Aspect Capability Consulting
Output Tools, infrastructure, encoded taste
Relationship Founding engineer → co-builder
Value metric Capability installed
Implementation IS the engagement
Knowledge transfer Working systems, methodology
Economic model Outcome-aligned
Success looks like Client doesn't need us anymore

What "Founding Engineer" Means

We're more like temporary co-founders than consultants:

  • We write code (or the AI equivalent)
  • We make product decisions (not just recommend them)
  • We're accountable to outcomes (not deliverables)
  • We're temporary-permanent (long enough to matter, not forever)

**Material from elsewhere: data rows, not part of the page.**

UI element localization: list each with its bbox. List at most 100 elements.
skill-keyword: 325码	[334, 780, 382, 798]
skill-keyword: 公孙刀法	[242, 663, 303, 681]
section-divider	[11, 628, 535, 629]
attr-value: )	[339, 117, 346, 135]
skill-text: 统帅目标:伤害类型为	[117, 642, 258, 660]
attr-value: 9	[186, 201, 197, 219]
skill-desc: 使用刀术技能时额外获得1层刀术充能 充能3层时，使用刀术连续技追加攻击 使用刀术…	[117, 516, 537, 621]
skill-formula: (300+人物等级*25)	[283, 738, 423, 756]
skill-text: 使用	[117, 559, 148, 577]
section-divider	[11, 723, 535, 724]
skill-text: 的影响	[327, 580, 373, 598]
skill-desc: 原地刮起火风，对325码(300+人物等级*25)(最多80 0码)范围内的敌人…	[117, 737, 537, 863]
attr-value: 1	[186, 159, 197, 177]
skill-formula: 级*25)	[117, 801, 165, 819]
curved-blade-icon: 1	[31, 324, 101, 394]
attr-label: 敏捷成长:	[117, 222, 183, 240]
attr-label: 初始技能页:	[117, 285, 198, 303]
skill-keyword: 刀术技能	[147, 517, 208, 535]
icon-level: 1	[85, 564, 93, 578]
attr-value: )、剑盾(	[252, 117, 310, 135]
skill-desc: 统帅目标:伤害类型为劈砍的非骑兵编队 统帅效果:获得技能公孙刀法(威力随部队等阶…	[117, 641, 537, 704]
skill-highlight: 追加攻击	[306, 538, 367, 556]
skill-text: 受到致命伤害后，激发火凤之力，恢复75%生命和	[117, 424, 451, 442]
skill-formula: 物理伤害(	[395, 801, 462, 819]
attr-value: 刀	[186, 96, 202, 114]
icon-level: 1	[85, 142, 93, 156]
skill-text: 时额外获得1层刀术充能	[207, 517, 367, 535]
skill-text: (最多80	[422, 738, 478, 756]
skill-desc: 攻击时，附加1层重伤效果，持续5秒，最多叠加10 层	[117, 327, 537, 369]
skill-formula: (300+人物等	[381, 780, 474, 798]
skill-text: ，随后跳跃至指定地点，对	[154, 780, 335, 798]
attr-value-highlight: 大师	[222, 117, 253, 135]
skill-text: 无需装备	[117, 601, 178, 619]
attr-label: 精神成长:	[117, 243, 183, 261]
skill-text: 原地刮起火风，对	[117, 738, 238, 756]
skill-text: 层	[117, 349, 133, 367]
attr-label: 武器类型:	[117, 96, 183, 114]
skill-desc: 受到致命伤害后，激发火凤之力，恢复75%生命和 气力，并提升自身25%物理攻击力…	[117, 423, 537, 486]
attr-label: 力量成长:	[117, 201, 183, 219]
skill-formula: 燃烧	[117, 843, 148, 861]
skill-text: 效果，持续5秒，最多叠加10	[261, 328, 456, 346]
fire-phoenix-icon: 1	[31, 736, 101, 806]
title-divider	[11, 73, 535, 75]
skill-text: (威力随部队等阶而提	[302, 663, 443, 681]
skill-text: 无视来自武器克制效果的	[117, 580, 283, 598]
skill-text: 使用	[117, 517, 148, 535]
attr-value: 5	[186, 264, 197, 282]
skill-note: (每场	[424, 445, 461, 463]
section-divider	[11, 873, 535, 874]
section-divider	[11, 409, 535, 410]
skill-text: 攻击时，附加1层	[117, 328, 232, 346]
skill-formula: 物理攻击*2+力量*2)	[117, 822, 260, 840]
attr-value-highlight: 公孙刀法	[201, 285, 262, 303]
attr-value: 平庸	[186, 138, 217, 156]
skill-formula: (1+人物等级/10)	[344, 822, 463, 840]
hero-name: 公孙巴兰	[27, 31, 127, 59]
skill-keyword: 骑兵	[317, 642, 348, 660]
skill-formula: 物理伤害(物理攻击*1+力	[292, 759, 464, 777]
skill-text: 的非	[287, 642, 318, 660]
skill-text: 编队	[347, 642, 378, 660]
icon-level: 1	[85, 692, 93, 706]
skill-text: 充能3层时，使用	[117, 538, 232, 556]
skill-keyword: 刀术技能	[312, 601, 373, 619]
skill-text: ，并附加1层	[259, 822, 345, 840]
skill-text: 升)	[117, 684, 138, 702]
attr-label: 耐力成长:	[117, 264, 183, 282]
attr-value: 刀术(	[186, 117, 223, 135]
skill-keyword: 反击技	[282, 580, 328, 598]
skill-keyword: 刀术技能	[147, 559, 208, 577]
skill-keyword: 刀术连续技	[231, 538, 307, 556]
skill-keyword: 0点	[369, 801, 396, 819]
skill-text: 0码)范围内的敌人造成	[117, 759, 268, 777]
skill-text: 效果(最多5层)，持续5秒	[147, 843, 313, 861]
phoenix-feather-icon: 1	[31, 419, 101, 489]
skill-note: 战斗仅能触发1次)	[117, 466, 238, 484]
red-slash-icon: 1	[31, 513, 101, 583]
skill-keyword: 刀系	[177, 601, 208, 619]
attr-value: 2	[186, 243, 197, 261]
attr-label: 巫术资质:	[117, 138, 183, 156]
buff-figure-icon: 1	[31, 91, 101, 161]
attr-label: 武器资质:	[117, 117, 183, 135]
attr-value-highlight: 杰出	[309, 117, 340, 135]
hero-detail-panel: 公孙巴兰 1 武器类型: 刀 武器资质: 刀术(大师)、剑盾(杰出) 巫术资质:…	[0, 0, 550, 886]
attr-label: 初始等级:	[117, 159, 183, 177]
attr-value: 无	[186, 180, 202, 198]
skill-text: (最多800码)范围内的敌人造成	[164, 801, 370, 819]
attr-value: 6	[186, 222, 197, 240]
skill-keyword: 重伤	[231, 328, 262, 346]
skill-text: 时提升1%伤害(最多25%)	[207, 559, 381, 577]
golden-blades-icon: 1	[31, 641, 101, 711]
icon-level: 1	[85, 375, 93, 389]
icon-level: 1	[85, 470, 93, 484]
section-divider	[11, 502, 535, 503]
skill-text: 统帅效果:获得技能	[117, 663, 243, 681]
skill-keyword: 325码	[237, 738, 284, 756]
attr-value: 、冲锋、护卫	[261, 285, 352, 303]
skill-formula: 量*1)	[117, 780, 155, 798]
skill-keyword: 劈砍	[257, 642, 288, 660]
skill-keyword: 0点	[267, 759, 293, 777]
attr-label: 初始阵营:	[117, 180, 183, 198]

This is different from T&M bodies. Different from strategy consulting. Closer to venture studio or EIR—but for capability, not company building.

Why the Shift Happened

AI changed the economics:

  1. Building is cheap → The constraint isn't "can we build" but "do we know what to build"
  2. Tools compound → Building our own tools makes us faster with each engagement
  3. Taste is the moat → Generic AI is commodity; configured AI is differentiation
  4. Implementation IS insight → You learn what works by building, not analyzing

When This Works Well

This model works best when there's appetite to build, not just analyze. Teams that want to ship something and learn from it. Organizations willing to make decisions without exhaustive consensus.

It's not the right fit for every situation. Sometimes you need comprehensive analysis first. Sometimes the constraint is stakeholder alignment, not capability. That's fine—different situations call for different approaches.

Implication

The shift is from "experts who advise" to "builders who embed." The value isn't in the recommendation—it's in the working system you have when we're done.